You still haven't explained how you confused 8086 Integer / Logic instructions with SIMD vector instructions.
And your still demonstrating lack of knowledge in that the SIMD units don't process the kind of code that doesn't lend itself well to massive parallelism. The whole point of creating SIMD (vs MIMD) ISA's was to process thousands of instructions simultaneously. That is exactly how GPU's work, tens of thousands of operations.
Ex, a 1920x1080 screen is 2073600 pixels. Each pixel is compromised of three 8-bit color values and one alpha value for a total of 32-bits per pixel. To perform an operation such as making the screen brighter, the GPU must add a value to the three 8-bit color values. That ends up being 6,220,800 integer operations.

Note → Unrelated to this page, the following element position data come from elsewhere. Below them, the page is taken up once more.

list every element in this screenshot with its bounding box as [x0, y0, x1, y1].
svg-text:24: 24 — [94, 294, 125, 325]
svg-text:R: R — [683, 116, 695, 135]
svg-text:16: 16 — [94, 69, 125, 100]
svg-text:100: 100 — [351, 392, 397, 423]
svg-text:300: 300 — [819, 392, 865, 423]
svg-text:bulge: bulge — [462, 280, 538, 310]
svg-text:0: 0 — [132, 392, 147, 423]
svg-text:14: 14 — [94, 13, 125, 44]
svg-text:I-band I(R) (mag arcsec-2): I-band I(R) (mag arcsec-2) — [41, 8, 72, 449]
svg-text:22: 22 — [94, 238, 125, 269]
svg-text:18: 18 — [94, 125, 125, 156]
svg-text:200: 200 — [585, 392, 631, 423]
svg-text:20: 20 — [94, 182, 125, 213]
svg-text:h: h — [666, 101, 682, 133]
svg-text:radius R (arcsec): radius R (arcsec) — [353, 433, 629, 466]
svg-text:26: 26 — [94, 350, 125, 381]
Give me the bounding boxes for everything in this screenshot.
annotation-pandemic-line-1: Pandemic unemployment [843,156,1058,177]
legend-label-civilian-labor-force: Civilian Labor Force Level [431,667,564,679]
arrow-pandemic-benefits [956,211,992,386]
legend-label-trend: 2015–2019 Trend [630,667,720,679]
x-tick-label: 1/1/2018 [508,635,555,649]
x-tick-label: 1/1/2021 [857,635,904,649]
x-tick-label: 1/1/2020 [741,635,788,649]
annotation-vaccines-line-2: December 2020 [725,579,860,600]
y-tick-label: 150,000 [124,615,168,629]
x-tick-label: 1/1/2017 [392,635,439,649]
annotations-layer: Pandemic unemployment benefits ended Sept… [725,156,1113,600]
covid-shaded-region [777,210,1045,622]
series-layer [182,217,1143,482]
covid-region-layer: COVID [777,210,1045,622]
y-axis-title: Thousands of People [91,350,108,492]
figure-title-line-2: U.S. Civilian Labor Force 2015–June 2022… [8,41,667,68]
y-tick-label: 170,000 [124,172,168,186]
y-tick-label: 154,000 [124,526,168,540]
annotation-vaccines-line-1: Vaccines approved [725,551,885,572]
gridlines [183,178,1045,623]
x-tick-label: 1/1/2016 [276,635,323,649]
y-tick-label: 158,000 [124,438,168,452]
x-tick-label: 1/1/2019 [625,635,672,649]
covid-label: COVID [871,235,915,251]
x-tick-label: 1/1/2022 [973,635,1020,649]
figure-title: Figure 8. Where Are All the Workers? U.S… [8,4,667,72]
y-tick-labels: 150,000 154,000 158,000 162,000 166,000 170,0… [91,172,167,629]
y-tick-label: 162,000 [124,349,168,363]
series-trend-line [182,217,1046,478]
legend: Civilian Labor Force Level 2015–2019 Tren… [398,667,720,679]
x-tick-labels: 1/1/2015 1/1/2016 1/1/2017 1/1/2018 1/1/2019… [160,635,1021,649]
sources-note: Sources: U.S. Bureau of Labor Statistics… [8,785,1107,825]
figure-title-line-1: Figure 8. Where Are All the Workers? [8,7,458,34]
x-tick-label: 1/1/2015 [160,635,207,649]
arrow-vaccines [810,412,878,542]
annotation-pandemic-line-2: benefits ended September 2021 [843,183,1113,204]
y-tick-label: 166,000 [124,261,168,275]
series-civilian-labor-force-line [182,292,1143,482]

And even the lowest GPUs can perform this with ease, along with rendering everything else on the screen.
So tell us again, how do SIMD units not do handle parallel operations well?
What I find truly funny, is your ranting on integer / logic code. Add / Sub and CMP / JMP instructions, the types that tend to have large sets of serial dependencies. Yet you were attacking AMD's idea to implant a GPU's SIMD units, something that doesn't even process Add / Sub / CMP / JMP.
To implant this GPU they need to first decouple the SIMD unit from the rest of the processing core. And in doing so they decided that it would save die space to add another Integer Unit, after all their really small and do most of the heavy lifting for the CPU. While doing this they decided to use a shared L2 cache, and this is where I think they went wrong. Shared caches have higher latencies then dedicated caches due to coherency checks and locks on segments.
Anyhow the ultimate idea is to have four to sixteen integer units coupled with a GPU's SIMD array. Instead of two 128-bit Fused FPU's, you have 24+ 128-bit Fused FPUs. These fused FPU's can be used for regular SIMD instructions (AVX / FMAC / SSE / XOR) or they can be used for rendering textures and processing video data, or any combination thereof.
Actually ... I've already answered all your questions in various posts. And the last one it the funniest. Assuming BD was finished in early 2011 and heading to production. Then they've had 10~12 additional months to continue to work on it. With PD going to final silicon soon, that will signal when this phase of their design cycle is finished. I
said it wasn't implausible for them to have worked out the cache latency issues and branch prediction issues during that time. Whether they have or have not is something no body here actually knows and we'll have to wait to see. My prediction is some small improvements but nothing major.
Your comparison of BD to a P4 is very telling of your knowledge of uArch and ISA. Back foul field, buzzwords will avail you not.